Bug#962254: Umask ignored when mounting NFSv4.2 share of an exported ZFS (with acltype=off) (was: Re: Bug#962254: NFS(v4) broken at 4.19.118-2)

2020-06-15 Thread Elliott Mitchell
On Mon, Jun 15, 2020 at 10:50:35AM -0400, J. Bruce Fields wrote:
> Honestly I don't think I currently have a regression test for this so
> it's possible I could have missed something upstream.  I haven't seen
> any reports, though
> 
> ZFS's ACL implementation is very different from any in-tree
> filesystem's, and given limited time, a filesystem with no prospect of
> going upstream isn't going to get much attention, so, yes, I'd need to
> see a reproducer on xfs or ext4 or something.

Salvatore managing to reproduce it with ext4 yet all prior reports with
the filesystem used being known was ZFS seems to suggest one of two
things.

First, could be enabling POSIX ACLs has been very strongly pushed by
other filesystems, while ZFS hasn't pushed them as strongly.

Second, could be a substantial majority of users of NFS are using ZFS.

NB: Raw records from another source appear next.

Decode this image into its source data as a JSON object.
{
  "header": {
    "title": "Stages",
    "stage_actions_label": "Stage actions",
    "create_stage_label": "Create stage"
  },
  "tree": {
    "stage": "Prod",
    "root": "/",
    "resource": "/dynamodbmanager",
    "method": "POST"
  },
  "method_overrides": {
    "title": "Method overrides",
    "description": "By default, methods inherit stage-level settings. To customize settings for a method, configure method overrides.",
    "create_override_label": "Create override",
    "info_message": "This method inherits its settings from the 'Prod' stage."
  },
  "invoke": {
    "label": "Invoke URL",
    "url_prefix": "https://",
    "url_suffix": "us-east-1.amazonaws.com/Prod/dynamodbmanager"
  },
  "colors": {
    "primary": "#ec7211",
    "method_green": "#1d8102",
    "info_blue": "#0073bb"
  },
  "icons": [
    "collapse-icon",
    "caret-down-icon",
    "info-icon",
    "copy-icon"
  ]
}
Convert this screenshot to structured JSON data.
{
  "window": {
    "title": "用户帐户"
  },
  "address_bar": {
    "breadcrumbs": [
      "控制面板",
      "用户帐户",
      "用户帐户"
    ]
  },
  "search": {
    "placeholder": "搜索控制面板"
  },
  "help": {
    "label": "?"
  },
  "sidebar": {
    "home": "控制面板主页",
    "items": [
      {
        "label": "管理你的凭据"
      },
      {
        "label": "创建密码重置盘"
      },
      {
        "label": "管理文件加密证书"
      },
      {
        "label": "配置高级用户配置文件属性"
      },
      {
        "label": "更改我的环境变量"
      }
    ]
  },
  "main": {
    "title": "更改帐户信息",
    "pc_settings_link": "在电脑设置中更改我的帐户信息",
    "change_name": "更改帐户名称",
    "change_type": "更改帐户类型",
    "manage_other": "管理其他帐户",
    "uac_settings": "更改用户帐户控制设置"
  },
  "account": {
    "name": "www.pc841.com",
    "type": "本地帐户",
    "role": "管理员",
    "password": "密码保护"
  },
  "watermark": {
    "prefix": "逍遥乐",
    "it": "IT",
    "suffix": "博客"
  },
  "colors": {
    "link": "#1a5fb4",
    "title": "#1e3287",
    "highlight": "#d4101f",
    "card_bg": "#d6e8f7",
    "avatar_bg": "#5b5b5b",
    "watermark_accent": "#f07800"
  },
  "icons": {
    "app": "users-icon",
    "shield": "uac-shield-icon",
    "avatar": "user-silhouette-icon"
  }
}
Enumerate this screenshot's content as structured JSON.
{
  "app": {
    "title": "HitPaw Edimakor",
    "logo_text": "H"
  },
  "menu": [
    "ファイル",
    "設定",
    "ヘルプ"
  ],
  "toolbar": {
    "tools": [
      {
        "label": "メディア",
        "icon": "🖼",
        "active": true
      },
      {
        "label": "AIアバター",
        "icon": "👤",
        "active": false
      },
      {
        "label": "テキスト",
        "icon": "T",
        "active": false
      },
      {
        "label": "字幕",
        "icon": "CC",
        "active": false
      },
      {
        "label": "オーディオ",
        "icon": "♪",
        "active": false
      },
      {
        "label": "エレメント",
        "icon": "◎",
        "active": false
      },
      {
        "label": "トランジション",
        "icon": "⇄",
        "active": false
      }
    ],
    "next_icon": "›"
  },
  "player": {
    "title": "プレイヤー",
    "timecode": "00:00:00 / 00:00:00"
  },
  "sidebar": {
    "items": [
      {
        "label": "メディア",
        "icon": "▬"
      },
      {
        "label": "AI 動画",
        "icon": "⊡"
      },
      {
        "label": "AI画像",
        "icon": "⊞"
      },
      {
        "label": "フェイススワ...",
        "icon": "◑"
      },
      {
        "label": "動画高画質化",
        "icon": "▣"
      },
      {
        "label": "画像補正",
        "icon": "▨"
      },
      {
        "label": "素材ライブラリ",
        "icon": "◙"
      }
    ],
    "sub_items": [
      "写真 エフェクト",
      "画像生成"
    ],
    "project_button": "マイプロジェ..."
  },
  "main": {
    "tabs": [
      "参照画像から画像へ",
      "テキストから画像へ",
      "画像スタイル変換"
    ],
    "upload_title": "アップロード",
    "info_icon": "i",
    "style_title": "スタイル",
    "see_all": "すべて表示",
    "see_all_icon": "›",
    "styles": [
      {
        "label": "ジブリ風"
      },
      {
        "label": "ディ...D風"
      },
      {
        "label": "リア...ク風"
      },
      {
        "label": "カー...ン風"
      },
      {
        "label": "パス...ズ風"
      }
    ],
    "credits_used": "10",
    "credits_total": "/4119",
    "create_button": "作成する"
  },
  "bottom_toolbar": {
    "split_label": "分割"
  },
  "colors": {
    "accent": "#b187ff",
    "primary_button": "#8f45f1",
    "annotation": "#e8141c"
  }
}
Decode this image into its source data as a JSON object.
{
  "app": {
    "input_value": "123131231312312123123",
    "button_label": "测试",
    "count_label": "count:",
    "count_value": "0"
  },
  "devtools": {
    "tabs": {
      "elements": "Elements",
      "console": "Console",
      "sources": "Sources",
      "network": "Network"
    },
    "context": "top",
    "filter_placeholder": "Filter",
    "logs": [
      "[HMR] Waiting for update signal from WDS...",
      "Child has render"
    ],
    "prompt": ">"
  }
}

If the former, this simply means an additional test case is needed.  If
the latter, then any testing of NFS which excludes ZFS is going to have
underwhelming coverage.


-- 
(\___(\___(\__  --=> 8-) EHM <=--  __/)___/)___/)
 \BS (| ehem+sig...@m5p.com  PGP 87145445 |)   /
  \_CS\   |  _  -O #include  O-   _  |   /  _/
8A19\___\_|_/58D2 7E3D DDF4 7BA6 <-PGP-> 41D1 B375 37D0 8714\_|_/___/5445



Bug#962254: Umask ignored when mounting NFSv4.2 share of an exported ZFS (with acltype=off) (was: Re: Bug#962254: NFS(v4) broken at 4.19.118-2)

2020-06-15 Thread J. Bruce Fields
On Sat, Jun 13, 2020 at 11:45:27AM -0700, Elliott Mitchell wrote:
> I disagree with this assessment.  All of the reporters have been using
> ZFS, but this could indicate an absence of testers using other
> filesystems.  We need someone with a NFS server which has a 4.15+ kernel
> and uses a different filesystem which supports ACLs.

Honestly I don't think I currently have a regression test for this so
it's possible I could have missed something upstream.  I haven't seen
any reports, though

ZFS's ACL implementation is very different from any in-tree
filesystem's, and given limited time, a filesystem with no prospect of
going upstream isn't going to get much attention, so, yes, I'd need to
see a reproducer on xfs or ext4 or something.

--b.



Bug#962254: Umask ignored when mounting NFSv4.2 share of an exported ZFS (with acltype=off) (was: Re: Bug#962254: NFS(v4) broken at 4.19.118-2)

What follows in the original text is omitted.